You can see, in the rest_init I cache the method and the path elements in the state which is a map. In the handle_req function we will handle the requests which typically don’t have request bodies (GET, HEAD). In the handle_in I handle incoming data (POST, PUT).

In the resouce_exists I check if a specific record exists in the ETS table. But if we get the index (the list of all objects) we don’t have such id and we don’t need such a check. If I check the existence of an object, I can cache the object, since it is very probable that I need to fetch that object again. I am caching it in the rest FSM state which will be freed after the rest request is terminated, served.

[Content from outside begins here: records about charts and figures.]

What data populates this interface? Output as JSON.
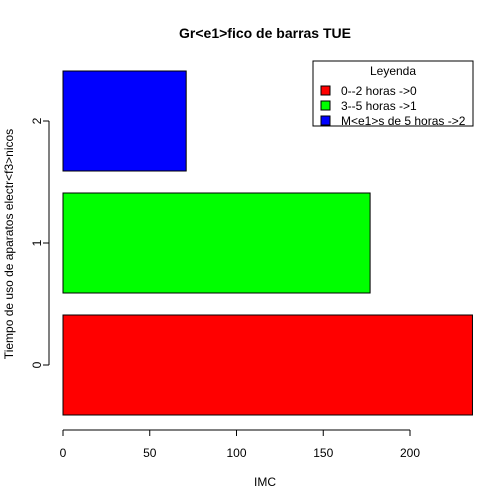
{
  "chart_data": {
    "type": "bar",
    "orientation": "horizontal",
    "title": "Gr<e1>fico de barras TUE",
    "xlabel": "IMC",
    "ylabel": "Tiempo de uso de aparatos electr<f3>nicos",
    "categories": [
      "0",
      "1",
      "2"
    ],
    "values": [
      236,
      177,
      71
    ],
    "colors": [
      "#ff0000",
      "#00ff00",
      "#0000ff"
    ],
    "x_ticks": [
      0,
      50,
      100,
      150,
      200
    ],
    "xlim": [
      0,
      236
    ],
    "grid": false,
    "legend": {
      "title": "Leyenda",
      "placement": "top-right",
      "entries": [
        {
          "label": "0--2 horas ->0",
          "color": "#ff0000"
        },
        {
          "label": "3--5 horas ->1",
          "color": "#00ff00"
        },
        {
          "label": "M<e1>s de 5 horas ->2",
          "color": "#0000ff"
        }
      ]
    }
  }
}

In the handle_req I split the two cases: fetching the index or fetching a specific object. In the handle_in we could get here if the request is a POST or PUT. So I get the body of the request, decode the JSON there with Poision. It gives back a map, so I can build my tuple which I store in the ETS table. Here we can give back true in case of generating a 204 NO CONTENT, or {true, url} to generate a 200 OK with body content.

In the allow_missing_post by giving back false we say that we don’t want clients to send POST requests to non-existing resource. So POST / is allowed, and a key will be generated, but POST /99 is not allowed if product with id 99 doesn’t exist. In the delete_resource we are covering the DELETE method.

From the flowchart you can see how for example a DELETE request can be handled in detail. Like if the object to be deleted, changed since we fetched the object, with the if-match header we can check if the request has the same Etag, etc. So we have a tons of choices to fully exploit the cowboy rest handlers.

For testing I use the Advanced REST Client Google Chrome extension. I records my http requests, so from the history I can easily replay them.

Future changes

If you see a very recent version of cowboy, you can see that several thing will be changed. For example rest_init and rest_terminate are removed, and init/3 is init/2 and the function returns are refactored too. Probably we will cover the changes later, but since this is the newer version of cowboy from hex.pm we can safely use this version (1.0.4 at the moment).